Sunday, April 18, 2004

Photo from BBC News

With the election of leftist Luis Ignácio Lula da Silva (Lula), Brazilian politics looked as if they might embark on a different course from the previous neoliberalist, macroeconomic reforms of Cardoso. Yet since in power, Lula has not made any significant alterations to the macroeconomic reforms of the Cardoso era that many expected and some feared. At the same time, there is a growing sector of the Brazilian public that identifies Lula with rightwing politics. In a recent Datafolha survey, 38 percent of those asked would classify Lula ideologically as belonging to the right wing, 12 percent would place him in the centre, and only 31 percent would currently place Lula as left of centre (Latin American Weekly Report, 2 September 2003).

Despite his participation in Brazilian politics as a voice for labour and union movements since the 1970s, since the past election Lula has arguably demonstrated that he plans to continue the IMF-approved austere financial measures (Financial Times, 25 June 2002). Moreover, an increasing number of Latin American scholars have regarded Lula as a descendent of Cardoso’s right-of-center economic reforms. These authors argue that although Lula’s party, the Partido do Trabalhador (PT), has traditionally represented labour interests, there has been a shift in his politics towards neoliberalism.

From his recent alliance with the Partido do Movimento Democrático Brasileiro (PMDB), to the controversy now surrounding the PT over the expulsion of more radical, critical members like senator Heloisa Helena, there is emerging evidence to support these arguments. His previous supporters are also critic of the relationship Lula has enjoyed with the IMF, traditionally viewed in Brazil as a mouthpiece for the US in international affairs.

At the end of November 2003 Lula was close to completing his first year in office. Meanwhile, the IMF hailed the president’s macroeconomic policies and issued a press release stating that ‘As the President and his administration celebrate the first anniversary of their election, we at the Fund would like to extend our congratulations for their first year in office (Press Release No. 03/182, 5 November 2003).” While this may project a somewhat stabilizing image of Brazil to foreign investors, Brazilians feel, as the Datafolha survey shows, that their president has committed himself to right-of-centre politics.

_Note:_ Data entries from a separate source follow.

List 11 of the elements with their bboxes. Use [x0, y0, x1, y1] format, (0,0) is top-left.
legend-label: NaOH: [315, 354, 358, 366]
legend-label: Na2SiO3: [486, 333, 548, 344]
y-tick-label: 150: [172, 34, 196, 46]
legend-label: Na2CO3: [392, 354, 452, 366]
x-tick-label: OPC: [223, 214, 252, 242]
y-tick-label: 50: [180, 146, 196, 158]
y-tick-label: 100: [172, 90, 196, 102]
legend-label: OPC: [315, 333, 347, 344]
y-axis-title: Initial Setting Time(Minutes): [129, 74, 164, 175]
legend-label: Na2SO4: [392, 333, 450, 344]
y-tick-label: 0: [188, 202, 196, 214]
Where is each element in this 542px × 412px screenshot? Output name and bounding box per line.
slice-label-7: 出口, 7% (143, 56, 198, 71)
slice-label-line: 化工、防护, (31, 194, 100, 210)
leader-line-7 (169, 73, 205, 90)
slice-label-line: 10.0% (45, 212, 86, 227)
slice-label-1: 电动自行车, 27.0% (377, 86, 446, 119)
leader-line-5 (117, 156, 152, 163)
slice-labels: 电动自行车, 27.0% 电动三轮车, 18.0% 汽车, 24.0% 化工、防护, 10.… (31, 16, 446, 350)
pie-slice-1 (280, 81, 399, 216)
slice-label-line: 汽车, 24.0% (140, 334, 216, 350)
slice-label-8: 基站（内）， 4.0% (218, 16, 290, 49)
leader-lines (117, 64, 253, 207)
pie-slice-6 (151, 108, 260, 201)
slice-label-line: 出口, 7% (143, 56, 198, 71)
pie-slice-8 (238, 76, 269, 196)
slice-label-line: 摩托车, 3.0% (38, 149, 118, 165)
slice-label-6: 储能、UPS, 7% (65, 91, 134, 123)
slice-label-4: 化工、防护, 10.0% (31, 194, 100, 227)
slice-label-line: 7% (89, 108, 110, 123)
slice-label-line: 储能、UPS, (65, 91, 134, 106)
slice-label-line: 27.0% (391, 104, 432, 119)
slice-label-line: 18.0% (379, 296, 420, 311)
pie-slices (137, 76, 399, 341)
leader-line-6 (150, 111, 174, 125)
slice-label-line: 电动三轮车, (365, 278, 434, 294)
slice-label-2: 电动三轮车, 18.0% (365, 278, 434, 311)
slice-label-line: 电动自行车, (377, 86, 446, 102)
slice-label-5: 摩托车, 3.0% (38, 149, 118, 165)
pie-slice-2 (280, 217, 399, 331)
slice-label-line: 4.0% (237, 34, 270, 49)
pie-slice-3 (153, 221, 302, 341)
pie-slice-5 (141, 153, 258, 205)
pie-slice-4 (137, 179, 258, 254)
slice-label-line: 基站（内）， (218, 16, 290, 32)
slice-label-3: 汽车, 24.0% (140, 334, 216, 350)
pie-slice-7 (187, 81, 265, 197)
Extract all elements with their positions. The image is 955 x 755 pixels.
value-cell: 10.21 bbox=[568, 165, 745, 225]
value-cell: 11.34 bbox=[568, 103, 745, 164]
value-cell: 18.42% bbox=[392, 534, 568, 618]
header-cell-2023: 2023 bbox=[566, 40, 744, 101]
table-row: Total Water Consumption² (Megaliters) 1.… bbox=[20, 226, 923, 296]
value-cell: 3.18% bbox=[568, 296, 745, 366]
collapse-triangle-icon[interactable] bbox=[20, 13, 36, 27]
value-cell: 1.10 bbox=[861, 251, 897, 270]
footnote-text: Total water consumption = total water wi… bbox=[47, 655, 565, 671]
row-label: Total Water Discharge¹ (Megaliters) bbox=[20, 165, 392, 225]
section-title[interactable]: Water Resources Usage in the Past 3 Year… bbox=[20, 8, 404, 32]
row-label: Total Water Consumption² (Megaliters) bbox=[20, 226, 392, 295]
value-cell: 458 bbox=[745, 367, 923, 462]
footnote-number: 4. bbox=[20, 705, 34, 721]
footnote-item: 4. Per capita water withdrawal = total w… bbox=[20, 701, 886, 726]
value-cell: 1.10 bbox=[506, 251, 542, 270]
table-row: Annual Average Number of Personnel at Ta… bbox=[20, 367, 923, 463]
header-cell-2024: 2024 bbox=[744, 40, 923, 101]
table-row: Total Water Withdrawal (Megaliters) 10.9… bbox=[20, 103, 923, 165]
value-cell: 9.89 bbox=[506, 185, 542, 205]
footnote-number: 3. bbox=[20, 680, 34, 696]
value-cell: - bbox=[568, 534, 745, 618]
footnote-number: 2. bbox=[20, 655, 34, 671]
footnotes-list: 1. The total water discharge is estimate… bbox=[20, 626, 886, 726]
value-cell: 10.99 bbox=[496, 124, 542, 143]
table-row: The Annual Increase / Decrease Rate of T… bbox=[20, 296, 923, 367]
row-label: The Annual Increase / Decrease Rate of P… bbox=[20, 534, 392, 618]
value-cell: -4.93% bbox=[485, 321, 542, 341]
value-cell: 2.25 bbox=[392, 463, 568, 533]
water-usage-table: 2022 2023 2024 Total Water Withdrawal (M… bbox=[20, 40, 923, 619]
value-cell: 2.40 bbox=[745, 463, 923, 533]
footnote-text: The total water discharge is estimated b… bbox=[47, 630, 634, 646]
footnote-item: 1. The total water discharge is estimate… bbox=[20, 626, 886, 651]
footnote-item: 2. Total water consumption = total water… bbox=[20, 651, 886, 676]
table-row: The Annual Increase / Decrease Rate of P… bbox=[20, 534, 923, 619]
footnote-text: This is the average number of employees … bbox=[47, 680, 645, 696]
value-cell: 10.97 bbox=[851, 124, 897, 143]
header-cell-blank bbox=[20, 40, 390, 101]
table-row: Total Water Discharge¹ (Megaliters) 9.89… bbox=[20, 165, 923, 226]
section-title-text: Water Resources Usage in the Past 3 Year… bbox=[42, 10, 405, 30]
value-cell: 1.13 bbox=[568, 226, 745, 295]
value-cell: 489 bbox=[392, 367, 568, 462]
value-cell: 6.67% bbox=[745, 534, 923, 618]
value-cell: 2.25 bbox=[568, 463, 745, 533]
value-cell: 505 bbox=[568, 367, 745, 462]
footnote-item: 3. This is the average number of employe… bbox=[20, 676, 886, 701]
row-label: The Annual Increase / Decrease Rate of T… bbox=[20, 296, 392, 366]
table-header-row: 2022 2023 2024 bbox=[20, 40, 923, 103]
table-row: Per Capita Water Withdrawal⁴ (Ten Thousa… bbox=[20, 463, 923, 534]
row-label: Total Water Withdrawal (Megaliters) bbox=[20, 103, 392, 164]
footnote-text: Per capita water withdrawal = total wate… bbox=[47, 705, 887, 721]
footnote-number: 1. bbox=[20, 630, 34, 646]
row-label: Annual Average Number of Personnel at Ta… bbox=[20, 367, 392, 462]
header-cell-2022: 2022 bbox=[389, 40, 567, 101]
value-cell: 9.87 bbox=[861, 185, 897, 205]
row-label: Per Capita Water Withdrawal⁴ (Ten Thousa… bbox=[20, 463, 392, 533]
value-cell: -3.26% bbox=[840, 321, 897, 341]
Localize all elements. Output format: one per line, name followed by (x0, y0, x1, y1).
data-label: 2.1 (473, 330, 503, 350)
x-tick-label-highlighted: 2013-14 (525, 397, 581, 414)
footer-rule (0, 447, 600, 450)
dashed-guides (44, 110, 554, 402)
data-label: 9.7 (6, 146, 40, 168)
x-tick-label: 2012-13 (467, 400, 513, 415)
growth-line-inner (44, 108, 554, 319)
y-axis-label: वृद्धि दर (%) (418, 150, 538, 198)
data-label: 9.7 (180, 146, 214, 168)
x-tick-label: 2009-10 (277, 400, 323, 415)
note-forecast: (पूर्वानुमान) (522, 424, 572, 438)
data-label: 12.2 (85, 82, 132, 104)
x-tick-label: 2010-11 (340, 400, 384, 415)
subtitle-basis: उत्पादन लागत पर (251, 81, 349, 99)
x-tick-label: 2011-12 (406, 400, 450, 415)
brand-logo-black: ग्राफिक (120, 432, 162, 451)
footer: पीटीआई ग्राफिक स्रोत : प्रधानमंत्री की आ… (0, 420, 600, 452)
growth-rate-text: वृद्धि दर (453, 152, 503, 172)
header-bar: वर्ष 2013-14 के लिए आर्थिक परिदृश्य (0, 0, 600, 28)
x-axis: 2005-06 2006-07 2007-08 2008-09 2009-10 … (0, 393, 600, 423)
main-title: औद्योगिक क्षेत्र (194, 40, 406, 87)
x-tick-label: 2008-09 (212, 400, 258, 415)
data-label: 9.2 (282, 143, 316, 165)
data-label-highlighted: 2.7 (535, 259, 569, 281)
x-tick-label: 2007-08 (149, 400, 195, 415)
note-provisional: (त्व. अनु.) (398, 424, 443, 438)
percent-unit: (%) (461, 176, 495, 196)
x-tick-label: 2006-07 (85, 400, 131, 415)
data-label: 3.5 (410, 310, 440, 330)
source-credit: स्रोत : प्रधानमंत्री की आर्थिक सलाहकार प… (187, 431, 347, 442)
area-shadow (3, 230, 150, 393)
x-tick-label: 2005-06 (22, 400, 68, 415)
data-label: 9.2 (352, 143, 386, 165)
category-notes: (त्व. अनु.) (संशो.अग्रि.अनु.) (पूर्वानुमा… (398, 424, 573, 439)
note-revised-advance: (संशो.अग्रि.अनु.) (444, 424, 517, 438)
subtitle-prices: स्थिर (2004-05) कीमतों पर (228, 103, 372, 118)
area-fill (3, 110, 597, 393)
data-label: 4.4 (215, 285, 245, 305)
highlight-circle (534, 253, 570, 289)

However, analysis of some other policy areas reveals that he has not abandoned his original leftist platform entirely. For instance, Lula’s foreign policy remains distinct from that of Cardoso. Although Lula has shown signs of continuing Cardoso’s market program, his international policies, unlike his domestic ones, do not seem to be geared towards appeasement of core nations but rather toward carving out a stronger and more independent stance for Brazil in the international stage. If anything, Lula’s market and trade policies seem to be geared towards the strengthening of relations with other developing nations.

But problems are on the horizon. In order to create a strong role for Brazil internationally, Lula must maintain the support of his electorate. To lose their support could mean a loss of legitimacy. And to maintain this legitimacy, Lula must advocate greater social inclusion, and the actualization of the promises made during his campaign. Lula’s approval is no longer riding on a “honeymoon” with the Brazilian electorate, and unless these reforms begin rather soon, Lula is in danger of alienating certain groups that previously supported him. Despite the constraints on Lula’s actions, imposed both externally by agents such as the IMF and internally, by necessary cooperation from a large right-of-center PMDB presence in the legislation, Lula needs to be remain more accountable to those who elected him and more sensitive to marginalized groups so as to maintain legitimacy. And in a country that has come out of military rule only a decade and a half ago, it is all the more important for a leftist opposition to establish to the public that using the democratic system to resolve conflict can work.